An even younger man was looking at the youngest girls as if to see what lay beneath the crude and ugly veils. Asta Lennisdaughter looked up and marveled, “You're so strong! I couldn't do all that.”
The young man smiled. “You don't have to. That's what we're here for.”
The leader looked up sharply, frowning in puzzlement. “I was told you ladies did not speak?” The oldest woman among them stood up and gestured drawing her veil across her mouth, sharply. Asta fell silent. The leader watched this byplay, frowning more deeply. “I was sent here to find out what you needed,” he addressed the eldest of the group. “Food? Medicines? Seed grain?”

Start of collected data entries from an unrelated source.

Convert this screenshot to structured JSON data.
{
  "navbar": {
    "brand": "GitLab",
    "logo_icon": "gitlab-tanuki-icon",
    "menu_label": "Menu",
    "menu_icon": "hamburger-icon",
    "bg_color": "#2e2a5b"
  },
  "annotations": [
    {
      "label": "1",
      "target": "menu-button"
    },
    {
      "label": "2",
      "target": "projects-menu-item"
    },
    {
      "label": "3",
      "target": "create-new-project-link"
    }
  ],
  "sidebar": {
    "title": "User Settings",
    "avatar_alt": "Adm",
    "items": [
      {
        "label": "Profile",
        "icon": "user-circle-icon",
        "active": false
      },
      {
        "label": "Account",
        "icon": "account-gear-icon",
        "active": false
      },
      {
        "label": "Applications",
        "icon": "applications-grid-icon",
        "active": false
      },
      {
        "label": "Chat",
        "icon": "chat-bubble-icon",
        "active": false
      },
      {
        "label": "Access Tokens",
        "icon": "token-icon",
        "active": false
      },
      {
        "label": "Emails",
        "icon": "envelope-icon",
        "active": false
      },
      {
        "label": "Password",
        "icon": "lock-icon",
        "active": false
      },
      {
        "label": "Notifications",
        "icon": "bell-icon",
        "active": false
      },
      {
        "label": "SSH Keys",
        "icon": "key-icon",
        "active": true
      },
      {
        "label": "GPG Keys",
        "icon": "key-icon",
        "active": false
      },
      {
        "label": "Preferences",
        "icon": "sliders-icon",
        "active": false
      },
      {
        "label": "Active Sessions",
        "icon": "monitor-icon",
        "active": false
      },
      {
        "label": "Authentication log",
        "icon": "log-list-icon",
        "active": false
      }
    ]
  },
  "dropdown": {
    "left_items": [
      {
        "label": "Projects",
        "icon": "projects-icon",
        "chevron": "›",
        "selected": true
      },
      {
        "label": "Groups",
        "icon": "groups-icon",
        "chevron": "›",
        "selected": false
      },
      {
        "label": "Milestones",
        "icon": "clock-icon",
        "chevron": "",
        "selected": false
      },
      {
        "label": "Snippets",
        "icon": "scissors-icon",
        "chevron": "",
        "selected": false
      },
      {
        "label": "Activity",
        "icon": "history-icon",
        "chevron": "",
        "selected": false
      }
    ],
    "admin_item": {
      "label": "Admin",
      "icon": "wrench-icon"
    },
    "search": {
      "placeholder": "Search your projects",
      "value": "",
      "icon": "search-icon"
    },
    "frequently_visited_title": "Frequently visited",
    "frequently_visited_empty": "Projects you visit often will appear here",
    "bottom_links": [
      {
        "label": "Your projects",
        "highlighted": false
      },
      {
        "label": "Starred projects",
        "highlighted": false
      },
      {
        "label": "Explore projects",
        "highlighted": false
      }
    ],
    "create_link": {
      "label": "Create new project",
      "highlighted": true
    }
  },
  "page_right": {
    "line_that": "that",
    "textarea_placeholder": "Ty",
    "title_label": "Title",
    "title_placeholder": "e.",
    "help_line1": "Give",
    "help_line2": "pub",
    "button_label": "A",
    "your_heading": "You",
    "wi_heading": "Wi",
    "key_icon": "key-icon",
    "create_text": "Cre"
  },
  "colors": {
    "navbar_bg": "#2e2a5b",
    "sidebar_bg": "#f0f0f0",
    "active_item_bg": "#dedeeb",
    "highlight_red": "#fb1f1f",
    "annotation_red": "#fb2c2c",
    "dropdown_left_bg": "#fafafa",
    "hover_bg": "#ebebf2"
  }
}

The eldest bowed her head and mimed the acts of hoeing, shoveling, sawing, and chopping. The young male leader scowled. “I understand your need for labor, my lady, but we cannot stay long. I wish we could, but needs must… .” His voice trailed off and he scowled again.
The eldest shook her head and fingered the iron fittings on the pack horses, then, very gingerly, the long knife that hung at the leader's belt. She was not understood. The women looked at each other silently. Then Marra Annetsdaughter, normally a trembling rabbit, spoke up with more courage than any woman there knew she possessed. “Tools,” she said in a quavering voice. “Hoes. Knives. Axes. Shovels. Metal. And salt. We have no salt where we live. We will trade pots, weavings, jewelry.”